Klasifikasi penamaan hutan bagi masyarakat adat Moronene-Tokotua terdiri dari:
1. 1. Inalahi Pure
(Hutan Inti)
Masyarakat Adat Moronene-Tokotua
mengenal adanya wilayah yang dikeramatkan dan turun temurun areal tersebut
dilarang dikelola karena merupakan hutan alam primer yang tidak pernah dijamah
dan merupakan sumber mata air masyarakat adat Moronene-Tokotua, secara mitologi
diyakini sebagai tempat bersemayamnya makhluk halus. Hutan ini merupakan lokasi
upacara dan ritual moli wonua untuk meminta permisi masuk wilayah tersebut setiap
tahunnya oleh masyarakat adat Moronene-Daratan dan dirangkaikan dengan upacara
montewali wonua (pencucian kampung).
2. 2. Inalahi Popalia
(Hutan Larangan)
Inalahi popalia adalah hutan yang dikeramatkan
yang dipercaya sebagai tempat makhluk halus.
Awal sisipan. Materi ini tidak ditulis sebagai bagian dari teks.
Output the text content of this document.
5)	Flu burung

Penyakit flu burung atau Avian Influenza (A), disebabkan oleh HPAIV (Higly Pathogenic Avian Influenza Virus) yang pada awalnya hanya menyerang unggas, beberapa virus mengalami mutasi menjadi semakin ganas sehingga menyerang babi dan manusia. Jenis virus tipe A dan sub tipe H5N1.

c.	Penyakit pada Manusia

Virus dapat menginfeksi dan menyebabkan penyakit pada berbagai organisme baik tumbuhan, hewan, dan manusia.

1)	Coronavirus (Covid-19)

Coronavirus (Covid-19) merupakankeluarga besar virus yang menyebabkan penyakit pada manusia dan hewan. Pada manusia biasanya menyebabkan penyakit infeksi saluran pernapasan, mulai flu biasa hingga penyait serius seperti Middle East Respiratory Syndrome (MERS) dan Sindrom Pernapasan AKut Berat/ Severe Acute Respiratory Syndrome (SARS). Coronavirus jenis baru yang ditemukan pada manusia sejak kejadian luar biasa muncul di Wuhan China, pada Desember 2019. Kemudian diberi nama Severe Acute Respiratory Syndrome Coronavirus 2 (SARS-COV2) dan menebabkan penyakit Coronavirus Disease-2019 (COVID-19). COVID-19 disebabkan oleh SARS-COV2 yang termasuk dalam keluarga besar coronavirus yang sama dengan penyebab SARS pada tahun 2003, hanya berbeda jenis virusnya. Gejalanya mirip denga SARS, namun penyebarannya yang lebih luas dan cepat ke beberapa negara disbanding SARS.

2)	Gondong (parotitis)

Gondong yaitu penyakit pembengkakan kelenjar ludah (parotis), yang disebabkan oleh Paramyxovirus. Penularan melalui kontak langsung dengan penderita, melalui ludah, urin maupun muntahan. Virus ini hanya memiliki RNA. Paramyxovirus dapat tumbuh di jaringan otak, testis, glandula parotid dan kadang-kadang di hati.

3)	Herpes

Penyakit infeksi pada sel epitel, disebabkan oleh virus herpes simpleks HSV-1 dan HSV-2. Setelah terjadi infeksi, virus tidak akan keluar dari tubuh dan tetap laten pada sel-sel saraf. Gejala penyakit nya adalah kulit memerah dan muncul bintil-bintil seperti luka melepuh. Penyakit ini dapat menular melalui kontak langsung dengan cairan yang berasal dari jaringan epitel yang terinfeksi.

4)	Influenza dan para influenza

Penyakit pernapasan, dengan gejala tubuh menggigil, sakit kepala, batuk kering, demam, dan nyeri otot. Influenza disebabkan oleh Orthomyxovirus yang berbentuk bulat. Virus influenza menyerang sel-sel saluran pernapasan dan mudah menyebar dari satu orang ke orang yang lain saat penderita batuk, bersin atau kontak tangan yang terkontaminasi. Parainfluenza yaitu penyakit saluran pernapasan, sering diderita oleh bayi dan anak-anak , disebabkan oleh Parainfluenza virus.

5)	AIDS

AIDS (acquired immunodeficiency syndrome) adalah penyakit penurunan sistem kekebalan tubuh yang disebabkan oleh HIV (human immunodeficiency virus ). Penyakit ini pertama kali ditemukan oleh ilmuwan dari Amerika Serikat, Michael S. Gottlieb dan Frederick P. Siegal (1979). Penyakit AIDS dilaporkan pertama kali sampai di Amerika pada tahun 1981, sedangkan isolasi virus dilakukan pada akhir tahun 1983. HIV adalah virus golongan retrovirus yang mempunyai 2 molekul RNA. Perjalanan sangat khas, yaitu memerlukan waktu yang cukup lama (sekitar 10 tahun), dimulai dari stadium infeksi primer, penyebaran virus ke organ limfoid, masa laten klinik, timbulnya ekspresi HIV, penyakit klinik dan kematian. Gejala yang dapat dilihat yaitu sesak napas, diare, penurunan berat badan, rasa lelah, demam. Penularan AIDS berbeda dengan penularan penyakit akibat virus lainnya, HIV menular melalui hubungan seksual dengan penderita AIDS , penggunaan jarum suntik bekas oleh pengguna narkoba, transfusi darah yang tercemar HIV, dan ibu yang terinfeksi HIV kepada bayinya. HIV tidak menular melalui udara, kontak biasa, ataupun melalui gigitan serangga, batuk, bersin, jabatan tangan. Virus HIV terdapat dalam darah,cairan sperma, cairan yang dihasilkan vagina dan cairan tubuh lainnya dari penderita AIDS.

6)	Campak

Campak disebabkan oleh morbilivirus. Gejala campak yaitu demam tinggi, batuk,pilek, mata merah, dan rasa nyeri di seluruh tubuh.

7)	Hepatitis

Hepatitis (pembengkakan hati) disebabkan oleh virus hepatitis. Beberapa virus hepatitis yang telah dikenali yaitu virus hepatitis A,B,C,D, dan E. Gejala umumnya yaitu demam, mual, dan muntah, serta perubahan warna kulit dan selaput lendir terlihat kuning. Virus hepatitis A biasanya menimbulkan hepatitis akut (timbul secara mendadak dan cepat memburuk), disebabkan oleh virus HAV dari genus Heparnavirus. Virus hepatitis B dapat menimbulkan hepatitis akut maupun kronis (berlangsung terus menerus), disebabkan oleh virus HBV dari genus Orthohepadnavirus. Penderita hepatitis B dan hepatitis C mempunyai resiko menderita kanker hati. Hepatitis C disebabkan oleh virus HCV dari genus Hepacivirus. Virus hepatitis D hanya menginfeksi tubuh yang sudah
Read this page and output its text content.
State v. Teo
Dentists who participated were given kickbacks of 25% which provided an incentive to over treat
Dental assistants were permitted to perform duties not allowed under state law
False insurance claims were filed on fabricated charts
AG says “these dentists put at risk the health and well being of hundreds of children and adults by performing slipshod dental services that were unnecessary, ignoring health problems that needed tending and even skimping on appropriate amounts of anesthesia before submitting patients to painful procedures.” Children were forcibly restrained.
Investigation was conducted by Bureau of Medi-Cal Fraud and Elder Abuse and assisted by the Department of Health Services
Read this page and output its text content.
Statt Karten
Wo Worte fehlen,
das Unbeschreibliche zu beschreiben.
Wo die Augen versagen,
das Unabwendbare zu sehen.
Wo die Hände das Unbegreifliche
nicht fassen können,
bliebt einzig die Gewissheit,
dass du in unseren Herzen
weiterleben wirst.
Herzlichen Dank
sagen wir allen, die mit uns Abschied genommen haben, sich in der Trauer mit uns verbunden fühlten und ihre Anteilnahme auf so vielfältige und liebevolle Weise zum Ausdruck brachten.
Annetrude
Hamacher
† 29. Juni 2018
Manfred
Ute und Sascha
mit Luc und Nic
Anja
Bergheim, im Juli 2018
Oleh karena kepercayaan itulah
inalahi popalia tersebut tidak pernah diganggu oleh manusia dari turun temurun
serta dalam inalahi popalia tersebut merupakan sumber mata air serta tempat
perlindungan segala jenis hewan.
3. 3. Ianalahi Kotoria
(Hutan Penyangga)
Inalahi kotoria adalah kelompok hutan
sejenis tempat tertentu yang pernah ditempati/diolah (arti pekampoa/waworaha)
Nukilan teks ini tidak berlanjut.